Julia found new reasons to be proud every day. Once, a prospector offered to give her a small fortune for saving her sister's life, and she turned it down without a second thought, telling the woman to give it to Amelia and the Followers, or failing that to give it to someone who needed it. She wore her Follower's coat as a badge of honor. She made friends with the other Followers, she started a relationship with a gentle man who had been born into wealth and had decided to help people.
It wasn't until the ghoul, until she once again felt the visceral thrill of murder that she realized she was still missing something. That for all the good she had done it wasn't enough.

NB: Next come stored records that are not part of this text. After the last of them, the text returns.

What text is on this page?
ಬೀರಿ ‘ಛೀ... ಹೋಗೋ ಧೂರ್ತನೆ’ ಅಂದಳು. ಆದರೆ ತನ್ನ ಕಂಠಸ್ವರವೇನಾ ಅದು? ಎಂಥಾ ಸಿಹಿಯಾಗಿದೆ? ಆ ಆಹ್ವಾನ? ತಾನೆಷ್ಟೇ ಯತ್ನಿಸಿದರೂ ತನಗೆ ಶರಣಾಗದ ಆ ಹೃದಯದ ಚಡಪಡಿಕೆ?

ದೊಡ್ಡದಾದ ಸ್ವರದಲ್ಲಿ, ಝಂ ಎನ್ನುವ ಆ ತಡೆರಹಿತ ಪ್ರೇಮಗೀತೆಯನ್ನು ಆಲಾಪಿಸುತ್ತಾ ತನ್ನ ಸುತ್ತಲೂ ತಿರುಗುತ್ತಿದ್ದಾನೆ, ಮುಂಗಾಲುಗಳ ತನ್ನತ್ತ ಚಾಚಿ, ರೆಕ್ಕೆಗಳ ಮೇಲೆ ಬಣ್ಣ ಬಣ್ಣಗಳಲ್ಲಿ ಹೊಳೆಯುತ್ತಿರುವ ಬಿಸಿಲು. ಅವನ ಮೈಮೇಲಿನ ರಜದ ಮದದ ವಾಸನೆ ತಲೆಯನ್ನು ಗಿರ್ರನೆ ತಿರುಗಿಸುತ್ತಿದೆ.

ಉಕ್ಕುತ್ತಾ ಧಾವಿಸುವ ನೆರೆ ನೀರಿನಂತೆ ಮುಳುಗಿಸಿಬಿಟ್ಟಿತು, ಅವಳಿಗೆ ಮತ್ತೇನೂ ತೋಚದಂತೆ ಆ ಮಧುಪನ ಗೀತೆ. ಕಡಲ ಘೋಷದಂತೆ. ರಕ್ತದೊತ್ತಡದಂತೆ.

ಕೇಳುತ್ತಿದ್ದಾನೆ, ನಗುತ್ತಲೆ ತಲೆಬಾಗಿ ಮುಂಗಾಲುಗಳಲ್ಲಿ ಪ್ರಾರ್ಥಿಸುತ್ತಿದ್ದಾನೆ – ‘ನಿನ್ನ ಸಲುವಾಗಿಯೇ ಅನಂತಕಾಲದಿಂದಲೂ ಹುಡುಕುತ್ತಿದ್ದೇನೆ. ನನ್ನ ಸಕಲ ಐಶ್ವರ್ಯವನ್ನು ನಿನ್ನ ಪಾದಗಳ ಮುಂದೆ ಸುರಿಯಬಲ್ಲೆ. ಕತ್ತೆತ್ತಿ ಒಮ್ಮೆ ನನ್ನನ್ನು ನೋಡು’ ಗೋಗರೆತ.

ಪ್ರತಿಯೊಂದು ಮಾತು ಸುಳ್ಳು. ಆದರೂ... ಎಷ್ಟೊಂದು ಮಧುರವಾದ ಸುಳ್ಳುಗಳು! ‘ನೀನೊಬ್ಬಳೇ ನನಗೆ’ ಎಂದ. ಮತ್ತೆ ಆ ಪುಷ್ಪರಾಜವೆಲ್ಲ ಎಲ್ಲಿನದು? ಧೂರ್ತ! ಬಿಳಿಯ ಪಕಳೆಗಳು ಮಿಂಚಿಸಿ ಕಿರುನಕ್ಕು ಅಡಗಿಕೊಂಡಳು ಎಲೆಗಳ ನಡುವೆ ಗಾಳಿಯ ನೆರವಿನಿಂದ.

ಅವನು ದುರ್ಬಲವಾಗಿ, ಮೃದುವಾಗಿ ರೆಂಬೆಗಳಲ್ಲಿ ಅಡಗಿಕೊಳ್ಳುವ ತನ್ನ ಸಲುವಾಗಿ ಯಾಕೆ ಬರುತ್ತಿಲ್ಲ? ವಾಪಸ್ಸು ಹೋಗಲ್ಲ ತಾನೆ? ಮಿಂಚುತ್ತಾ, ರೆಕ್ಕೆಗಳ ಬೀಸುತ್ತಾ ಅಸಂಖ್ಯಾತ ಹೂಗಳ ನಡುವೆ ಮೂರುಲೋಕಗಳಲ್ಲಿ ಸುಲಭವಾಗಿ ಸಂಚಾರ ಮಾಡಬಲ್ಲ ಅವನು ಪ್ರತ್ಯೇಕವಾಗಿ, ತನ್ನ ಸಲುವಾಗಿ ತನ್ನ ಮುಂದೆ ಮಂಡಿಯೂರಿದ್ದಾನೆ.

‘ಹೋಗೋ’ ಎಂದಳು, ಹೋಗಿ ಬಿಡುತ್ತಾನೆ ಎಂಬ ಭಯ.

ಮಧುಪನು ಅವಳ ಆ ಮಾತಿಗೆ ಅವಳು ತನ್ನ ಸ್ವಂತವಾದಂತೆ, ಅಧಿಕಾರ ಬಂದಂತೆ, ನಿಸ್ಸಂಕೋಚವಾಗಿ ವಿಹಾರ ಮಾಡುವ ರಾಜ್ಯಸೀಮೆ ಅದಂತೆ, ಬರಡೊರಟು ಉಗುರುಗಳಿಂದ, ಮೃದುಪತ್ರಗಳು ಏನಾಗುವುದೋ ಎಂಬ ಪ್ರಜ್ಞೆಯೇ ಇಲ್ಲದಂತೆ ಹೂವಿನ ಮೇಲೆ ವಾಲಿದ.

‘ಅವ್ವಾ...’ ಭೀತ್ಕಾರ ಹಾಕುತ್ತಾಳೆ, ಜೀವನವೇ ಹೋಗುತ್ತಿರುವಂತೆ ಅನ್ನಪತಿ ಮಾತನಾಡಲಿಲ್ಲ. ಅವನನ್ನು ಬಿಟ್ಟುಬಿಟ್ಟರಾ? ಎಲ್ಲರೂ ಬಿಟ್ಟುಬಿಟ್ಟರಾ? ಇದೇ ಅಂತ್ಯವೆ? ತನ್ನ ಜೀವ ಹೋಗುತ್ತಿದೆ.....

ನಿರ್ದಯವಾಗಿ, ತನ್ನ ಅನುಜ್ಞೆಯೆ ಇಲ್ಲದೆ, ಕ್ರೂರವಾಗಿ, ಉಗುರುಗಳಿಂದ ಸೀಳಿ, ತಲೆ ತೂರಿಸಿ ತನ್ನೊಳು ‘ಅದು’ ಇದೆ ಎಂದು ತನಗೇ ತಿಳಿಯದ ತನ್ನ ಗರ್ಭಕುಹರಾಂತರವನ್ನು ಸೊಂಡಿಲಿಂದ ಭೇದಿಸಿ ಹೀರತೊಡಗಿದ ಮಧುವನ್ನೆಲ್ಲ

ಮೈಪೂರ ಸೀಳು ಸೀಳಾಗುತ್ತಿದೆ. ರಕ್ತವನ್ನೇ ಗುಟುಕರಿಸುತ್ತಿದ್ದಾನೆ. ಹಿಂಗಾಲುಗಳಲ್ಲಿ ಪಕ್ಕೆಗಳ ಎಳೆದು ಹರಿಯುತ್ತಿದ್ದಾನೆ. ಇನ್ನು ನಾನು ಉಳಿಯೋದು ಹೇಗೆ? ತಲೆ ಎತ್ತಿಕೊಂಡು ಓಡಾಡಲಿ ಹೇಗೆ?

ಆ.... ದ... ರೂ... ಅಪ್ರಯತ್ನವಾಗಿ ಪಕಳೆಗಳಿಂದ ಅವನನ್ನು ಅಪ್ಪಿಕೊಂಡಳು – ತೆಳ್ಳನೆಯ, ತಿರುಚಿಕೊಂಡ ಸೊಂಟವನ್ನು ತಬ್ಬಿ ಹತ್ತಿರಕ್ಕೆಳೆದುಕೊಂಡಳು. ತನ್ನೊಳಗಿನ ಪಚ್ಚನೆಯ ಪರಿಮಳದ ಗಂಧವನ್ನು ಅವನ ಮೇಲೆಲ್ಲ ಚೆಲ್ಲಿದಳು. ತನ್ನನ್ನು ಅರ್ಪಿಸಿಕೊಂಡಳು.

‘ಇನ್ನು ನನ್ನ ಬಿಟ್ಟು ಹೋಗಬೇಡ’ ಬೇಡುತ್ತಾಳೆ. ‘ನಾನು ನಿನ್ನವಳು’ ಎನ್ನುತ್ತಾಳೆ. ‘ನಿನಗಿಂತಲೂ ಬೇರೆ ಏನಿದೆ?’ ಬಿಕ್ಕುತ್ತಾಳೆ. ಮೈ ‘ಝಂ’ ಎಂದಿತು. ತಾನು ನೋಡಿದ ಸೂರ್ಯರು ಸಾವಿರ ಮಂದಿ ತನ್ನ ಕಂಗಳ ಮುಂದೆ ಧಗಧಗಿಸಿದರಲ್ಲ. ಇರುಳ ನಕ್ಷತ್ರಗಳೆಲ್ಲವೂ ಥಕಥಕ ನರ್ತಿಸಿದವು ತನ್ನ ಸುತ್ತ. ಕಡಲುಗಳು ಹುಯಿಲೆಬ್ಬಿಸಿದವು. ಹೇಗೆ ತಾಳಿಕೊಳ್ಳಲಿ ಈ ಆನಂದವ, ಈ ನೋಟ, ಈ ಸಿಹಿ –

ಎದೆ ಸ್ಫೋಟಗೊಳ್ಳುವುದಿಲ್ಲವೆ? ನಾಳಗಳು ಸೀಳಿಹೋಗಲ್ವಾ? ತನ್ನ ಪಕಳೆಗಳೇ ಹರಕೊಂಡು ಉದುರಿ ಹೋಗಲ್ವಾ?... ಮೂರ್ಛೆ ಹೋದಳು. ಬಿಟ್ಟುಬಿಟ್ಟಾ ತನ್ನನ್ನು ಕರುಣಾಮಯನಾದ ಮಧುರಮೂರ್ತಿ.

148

She had treated Eddie Wong personally, a month or so before she shot him in the head with Jacob's gun. All her life she had felt a certain kind of hatred for ghouls. She just didn't like them, their flaky skin or their raspy voices. She felt a resentment, she sometimes felt like they were more suited to the wasteland, that this was their time and place and she was an outsider in the world of the ghouls. Eddie had not helped her resentment. In fact, he had bragged about how well-adapted he was to surviving in harsh environments. Obviously he was insecure, not just because ghouls frequently were prejudiced against even in Hopeville, but because he was being treated by a pretty girl. He was trying to impress her, and she noticed, but he still agitated her own insecurities. She gave him aid with the same passion she put into all her work, though, because she was a fanatical Follower and firmly believed in helping for the sake of helping.
Then nearly a month later she had to shoot him in the face. In one instant she discovered the limits of the Followers, she discovered her own limits. She couldn't help Eddie Wong with kindness and care. The Followers had taken a stupid risk to try and help him as such.
She wondered if Eddie had ever been worth helping, but ultimately she decided he had been. The event only strengthened her resolve, but she realized that she needed to move on. She started scavenging parts from the auto-docs which littered the Divide, figuring out how they worked when even the NCR didn't. She began to borrow liberally from the medical supplies of all Divide dwellers. She retrieved her gun.
Her last act in the Divide was a seduction. She romanced a female NCR guard, one of the elites in riot armor. She fucked her, then slit her throat in the night. Stole her armor, stole everything from the NCR military hospital and left. Julia loved the Followers of the Apocalypse, but she wasn't a follower. Julia was a leader.